The choosemove function can be a target function, that is, the next step is to calculate the cursor position.
But it will be difficult to learn it, because the materials we learn are indirect.
It can also be an evaluation function V, which is easier to evaluate scores for a board game.
Selection of evaluation functions:
What is the exact value of the target function V for any game? Of course, any evaluation function that gives a higher score to a better game board is applicable.
However, it is best to define a specific target function v among the many methods that produce the best pair of operators. As you can see, this will make the design of a trainingAlgorithmEasy to use. Therefore, for any game status B in Set B, we define the target function V (B) as follows ):
1. If B is the final winner, then V (B) = 100
2. If B is the final negative result, then V (B) =-100
3. If B is a final sum, then V (B) = 0
4. If B is not the final game, then V (B) = V (B '), where B' is the final game that can be achieved after both parties take the optimal round effect from B.

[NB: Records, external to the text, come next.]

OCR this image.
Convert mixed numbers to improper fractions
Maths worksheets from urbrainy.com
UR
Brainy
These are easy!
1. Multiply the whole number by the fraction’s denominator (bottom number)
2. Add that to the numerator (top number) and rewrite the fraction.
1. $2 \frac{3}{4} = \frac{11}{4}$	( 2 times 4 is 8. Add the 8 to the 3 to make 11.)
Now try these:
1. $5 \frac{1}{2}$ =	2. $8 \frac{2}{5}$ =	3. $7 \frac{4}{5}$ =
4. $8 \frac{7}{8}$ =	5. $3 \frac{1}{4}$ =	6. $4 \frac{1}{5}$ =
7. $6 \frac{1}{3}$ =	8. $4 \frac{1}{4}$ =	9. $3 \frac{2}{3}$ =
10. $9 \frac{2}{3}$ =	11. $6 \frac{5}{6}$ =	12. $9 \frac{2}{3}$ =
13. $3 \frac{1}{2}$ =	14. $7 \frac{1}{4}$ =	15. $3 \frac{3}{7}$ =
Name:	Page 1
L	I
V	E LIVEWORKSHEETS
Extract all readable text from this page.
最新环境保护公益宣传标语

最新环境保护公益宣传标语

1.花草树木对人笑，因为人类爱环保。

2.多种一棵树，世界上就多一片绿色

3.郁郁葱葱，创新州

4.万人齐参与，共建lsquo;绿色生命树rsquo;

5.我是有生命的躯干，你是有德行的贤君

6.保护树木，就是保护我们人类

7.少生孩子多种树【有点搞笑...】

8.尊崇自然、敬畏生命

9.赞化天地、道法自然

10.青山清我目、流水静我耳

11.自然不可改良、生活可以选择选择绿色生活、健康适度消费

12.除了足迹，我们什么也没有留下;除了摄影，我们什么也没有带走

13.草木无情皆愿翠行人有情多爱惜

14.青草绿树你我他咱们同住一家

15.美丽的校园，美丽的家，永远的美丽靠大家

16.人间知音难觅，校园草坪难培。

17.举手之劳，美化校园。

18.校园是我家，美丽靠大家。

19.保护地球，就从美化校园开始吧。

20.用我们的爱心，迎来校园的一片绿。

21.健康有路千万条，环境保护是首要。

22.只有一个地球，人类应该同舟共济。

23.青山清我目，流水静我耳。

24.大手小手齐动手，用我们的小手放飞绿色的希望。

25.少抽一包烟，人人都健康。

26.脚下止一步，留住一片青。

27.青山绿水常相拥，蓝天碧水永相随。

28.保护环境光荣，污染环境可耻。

However, this is inefficient,Is not operational.
In this way, the learning task is simplified to discoveringOperational description of the ideal target function v.
For any given checkerboard status, the function v compute can be calculated using a linear combination of the following checkerboard parameters:(V ^ has many forms, and the more complicated it is to approach the ideal function V)
As a result, the Learning Program sets the number of redskins threatened by sunspots.
V Branch (B) is a linear function.
V release (B) = w0 + w1x1 + w2x2 + w3x3 + w4x4 + w5x5 + w6x6
Summary:
Part of the design of the checkers Program
• Task T: checkers
• Performance Standard P: Percentage of opponents defeated at World Championships
• Training experience E: Testing with yourself
• Target function: V: B → R
• Target Function Representation: V Branch (B) = w0 + w1x1 + w2x2 + w3x3 + w4x4 + w5x5 + w6x6
The first three articles describe the learning task, and the last two articles formulate a design scheme for implementing this learning program. Note that the key role of this design is to simplify the problem of learning the checkers strategy as the coefficient W0 to w6 in the description of the learning objective function.